12. The horizontal stacker according to claim 1, wherein the stabilizing device includes:

at least one receiving platform positioned between the accumulator assembly and the input feeder which receives the items from the input feeder; and

at least one collating pusher indexably movable in a first direction away from the input feeder as the generally vertically oriented items are stacked together against the collating pusher on the receiving platform, and movable in a second direction away from the receiving platform for allowing passage of vertically oriented items through to the accumulator assembly off of the receiving platform and for allowing the items to stack against the holding ram.

13. The horizontal stacker according to claim 12, wherein the collating pusher is movable toward the input feeder to relocate a stack of the items off of the receiving platform.

14. The horizontal stacker according to claim 13, wherein the accumulator assembly includes a conveyor and wherein the collating pusher is movable toward the accumulator assembly in unison with the holding ram to relocate a stack of the items off of the receiving platform onto the conveyor.

15. The horizontal stacker according to claim 14, wherein the conveyor is positioned substantially perpendicular to a direction of motion of the items through the input feeder.

16. The horizontal stacker according to claim 1, wherein the at least one holding ram comprises a plurality of adjacent holding rams for stacking individual rows of the items received from the stabilizing device, and wherein the accumulator assembly further includes a conveyor for substantially simultaneously receiving the stacked rows of items.

17. The horizontal stacker according to claim 16, wherein the conveyor includes partitions for separating stacked groups of items between the partitions.

18. A method for horizontally stacking items comprising:

providing at least one row of horizontally oriented items located generally on a plane;

consecutively rotating the items substantially 90 degrees, whereby the items are vertically oriented, and horizontally stacking the items at an off-loading position on a receiving platform against a collating pusher;

indexing the pusher away from the stacked items to allow newly stacked ones of the stacked items to fit on the receiving platform;

withdrawing the pusher away from the stacked items when a first predetermined number of items are stacked on the receiving platform;

providing a conveyor adjacent to the receiving platform; and

receiving the stacked items with at least one holding ram and indexing the holding ram away from the stacked items to allow the newly stacked ones of the stacked items to fit on the receiving platform and allow the stacked items to be received onto the conveyor.

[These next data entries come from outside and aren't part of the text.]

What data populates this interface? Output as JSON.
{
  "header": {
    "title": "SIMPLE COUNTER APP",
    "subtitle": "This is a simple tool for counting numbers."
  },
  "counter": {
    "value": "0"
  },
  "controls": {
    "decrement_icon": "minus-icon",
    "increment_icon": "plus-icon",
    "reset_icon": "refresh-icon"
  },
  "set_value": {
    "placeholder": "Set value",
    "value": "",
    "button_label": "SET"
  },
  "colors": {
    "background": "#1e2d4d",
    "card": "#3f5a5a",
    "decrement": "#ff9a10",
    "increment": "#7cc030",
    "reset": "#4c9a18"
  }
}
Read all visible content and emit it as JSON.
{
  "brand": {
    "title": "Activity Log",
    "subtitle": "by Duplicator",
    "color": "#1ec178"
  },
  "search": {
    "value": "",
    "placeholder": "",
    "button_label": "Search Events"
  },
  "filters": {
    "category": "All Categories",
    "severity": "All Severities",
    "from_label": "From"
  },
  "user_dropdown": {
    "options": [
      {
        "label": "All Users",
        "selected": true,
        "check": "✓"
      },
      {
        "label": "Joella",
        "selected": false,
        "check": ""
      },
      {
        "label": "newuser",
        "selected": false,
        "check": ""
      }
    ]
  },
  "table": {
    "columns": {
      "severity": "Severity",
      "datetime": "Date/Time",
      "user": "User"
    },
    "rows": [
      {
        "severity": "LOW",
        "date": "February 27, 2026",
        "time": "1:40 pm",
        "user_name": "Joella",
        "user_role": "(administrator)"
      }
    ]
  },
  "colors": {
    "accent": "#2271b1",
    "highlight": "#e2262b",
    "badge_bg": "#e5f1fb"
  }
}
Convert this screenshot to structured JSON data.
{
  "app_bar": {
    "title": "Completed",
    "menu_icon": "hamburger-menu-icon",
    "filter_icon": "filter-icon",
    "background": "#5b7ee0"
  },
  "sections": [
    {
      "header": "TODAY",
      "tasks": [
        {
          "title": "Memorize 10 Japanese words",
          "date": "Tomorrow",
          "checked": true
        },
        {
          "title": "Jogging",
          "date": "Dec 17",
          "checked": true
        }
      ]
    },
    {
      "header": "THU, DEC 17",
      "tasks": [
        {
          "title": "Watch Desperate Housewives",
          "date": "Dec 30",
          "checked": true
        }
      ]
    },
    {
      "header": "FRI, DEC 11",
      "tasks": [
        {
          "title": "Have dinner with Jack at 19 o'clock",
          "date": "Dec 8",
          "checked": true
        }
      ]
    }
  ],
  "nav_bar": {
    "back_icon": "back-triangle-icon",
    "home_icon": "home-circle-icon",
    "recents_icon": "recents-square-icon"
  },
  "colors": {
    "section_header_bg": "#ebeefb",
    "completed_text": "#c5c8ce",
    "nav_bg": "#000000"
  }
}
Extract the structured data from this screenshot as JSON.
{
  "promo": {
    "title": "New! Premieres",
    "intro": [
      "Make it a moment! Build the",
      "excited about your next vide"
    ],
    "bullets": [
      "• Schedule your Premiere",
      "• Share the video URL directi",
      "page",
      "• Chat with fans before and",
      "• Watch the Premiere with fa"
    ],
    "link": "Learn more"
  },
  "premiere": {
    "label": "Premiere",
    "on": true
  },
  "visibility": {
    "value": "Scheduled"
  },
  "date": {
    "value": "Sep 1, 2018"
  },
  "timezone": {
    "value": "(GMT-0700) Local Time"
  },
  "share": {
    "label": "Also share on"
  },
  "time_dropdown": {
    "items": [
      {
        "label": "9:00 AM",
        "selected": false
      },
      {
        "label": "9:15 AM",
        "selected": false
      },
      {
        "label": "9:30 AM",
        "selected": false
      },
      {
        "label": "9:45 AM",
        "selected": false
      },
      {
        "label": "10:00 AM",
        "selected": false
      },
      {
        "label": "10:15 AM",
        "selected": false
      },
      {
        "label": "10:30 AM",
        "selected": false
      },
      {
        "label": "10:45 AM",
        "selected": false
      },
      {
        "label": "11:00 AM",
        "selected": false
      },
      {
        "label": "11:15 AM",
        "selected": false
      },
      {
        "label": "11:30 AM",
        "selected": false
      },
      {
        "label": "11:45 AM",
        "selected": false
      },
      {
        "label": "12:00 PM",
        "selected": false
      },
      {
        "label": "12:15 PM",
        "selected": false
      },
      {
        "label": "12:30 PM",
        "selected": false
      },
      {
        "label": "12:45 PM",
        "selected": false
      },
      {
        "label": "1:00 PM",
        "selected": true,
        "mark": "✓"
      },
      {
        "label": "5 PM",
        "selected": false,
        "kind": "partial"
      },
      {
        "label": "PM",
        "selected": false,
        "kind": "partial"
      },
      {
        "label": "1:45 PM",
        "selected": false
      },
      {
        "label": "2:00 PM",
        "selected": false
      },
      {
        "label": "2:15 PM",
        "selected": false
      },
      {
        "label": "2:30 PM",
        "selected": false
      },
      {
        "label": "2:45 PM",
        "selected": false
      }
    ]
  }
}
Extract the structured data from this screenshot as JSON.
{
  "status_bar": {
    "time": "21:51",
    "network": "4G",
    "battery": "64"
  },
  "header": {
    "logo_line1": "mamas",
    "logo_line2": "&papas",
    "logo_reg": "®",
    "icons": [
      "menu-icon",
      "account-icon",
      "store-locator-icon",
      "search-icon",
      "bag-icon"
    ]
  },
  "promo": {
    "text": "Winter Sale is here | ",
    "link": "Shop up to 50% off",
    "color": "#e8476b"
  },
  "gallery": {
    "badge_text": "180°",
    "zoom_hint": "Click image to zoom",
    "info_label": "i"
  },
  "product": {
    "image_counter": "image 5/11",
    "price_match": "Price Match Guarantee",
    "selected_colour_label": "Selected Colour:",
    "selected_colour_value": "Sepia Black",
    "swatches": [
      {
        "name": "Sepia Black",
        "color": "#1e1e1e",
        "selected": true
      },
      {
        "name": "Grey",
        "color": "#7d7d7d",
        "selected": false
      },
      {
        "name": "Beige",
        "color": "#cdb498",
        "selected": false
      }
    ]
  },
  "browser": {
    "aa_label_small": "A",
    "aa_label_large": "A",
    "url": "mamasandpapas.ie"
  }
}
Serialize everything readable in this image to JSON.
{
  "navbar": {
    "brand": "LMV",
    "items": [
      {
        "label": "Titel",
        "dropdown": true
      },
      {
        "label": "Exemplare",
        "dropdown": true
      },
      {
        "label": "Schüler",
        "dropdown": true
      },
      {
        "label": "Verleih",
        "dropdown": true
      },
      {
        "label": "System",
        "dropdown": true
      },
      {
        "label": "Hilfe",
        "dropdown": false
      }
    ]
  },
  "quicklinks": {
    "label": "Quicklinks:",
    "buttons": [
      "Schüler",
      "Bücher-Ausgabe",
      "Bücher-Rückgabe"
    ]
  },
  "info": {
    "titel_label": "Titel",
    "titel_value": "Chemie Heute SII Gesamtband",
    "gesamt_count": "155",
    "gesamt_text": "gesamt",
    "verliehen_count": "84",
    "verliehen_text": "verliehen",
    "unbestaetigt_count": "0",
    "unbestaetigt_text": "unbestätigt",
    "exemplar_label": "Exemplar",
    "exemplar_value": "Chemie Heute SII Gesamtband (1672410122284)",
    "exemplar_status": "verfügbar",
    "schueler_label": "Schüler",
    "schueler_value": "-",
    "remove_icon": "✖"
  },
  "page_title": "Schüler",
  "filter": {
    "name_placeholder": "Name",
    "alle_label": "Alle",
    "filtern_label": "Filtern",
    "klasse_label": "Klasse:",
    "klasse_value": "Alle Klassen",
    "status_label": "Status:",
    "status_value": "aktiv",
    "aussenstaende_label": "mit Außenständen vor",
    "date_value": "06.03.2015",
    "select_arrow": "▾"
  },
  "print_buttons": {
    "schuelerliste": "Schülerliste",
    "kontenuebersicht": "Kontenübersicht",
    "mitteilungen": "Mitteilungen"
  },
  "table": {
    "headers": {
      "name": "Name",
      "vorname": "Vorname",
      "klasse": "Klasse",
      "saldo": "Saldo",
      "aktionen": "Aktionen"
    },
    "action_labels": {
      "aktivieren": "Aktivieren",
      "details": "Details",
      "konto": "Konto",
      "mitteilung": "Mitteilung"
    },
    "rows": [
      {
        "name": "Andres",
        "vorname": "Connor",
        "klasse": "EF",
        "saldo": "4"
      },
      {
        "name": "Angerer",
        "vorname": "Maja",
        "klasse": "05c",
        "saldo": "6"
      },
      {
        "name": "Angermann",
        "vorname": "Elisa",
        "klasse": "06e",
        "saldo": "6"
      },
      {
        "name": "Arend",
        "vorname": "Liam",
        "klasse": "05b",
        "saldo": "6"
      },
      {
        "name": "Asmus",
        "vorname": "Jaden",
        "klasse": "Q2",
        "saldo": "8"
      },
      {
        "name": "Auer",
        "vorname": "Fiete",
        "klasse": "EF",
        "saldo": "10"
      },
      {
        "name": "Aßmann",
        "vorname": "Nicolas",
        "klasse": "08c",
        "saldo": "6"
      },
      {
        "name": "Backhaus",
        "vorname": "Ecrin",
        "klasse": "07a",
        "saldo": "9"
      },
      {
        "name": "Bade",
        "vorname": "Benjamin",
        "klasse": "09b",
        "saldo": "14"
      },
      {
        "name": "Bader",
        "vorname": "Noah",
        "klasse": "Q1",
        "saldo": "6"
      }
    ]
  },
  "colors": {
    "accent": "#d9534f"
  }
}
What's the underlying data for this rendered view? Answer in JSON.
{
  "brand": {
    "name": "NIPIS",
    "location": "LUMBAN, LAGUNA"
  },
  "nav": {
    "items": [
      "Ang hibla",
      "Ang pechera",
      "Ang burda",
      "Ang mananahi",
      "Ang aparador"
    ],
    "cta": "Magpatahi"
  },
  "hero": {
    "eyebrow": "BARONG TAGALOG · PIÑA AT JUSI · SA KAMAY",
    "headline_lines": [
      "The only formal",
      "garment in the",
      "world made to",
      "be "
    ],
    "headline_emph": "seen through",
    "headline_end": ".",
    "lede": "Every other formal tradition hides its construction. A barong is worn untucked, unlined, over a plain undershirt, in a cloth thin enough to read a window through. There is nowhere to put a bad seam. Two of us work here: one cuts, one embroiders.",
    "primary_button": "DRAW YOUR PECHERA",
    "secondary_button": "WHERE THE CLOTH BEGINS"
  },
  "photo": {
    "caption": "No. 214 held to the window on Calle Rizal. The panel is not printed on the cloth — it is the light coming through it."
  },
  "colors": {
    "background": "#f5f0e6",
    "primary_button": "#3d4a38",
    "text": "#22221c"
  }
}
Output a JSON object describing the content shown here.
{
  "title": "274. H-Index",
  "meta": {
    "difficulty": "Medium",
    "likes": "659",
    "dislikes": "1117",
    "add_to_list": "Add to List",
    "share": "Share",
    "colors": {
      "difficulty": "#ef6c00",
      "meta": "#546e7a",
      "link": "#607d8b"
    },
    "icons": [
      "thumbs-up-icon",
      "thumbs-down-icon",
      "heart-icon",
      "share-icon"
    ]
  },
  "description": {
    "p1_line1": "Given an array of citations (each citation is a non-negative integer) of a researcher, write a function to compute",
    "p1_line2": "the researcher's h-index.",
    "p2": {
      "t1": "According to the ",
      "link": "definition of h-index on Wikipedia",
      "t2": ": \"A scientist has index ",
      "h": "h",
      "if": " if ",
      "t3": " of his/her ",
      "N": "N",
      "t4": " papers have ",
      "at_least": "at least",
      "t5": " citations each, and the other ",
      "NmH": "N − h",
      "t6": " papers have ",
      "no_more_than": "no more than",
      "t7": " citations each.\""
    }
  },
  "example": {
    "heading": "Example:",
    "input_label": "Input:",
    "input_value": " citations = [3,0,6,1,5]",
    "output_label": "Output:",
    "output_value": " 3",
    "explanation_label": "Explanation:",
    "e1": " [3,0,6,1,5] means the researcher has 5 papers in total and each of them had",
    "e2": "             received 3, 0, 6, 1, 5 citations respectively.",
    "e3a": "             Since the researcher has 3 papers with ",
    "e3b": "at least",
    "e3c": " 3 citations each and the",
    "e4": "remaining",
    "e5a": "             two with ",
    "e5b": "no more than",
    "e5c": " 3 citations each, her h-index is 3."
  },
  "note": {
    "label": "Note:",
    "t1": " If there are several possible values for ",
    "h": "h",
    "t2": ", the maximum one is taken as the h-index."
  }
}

19. The method according to claim 18, wherein the step of providing at least one row includes providing a plurality of rows of items, and wherein the step of receiving the stacked items includes receiving a plurality of rows of stacked items with a plurality of holding rams of equal number to the number of rows, and further comprising the step of indexing the conveyor in a direction perpendicular to the rows a distance sufficient to allow new ones of the rows of stacked items to form on the conveyor when a second predetermined number of stacked items are present in each of the rows on the conveyor.

20. The method according to claim 18, further comprising inserting the collating pusher adjacent a most recently stacked one of the stacked items opposite the holding ram when a second predetermined number of items has been stacked whereby the stacked items are disposed between the holding ram and the collating pusher, and moving the collating pusher and holding ram in unison to sweep the stacked items onto the conveyor.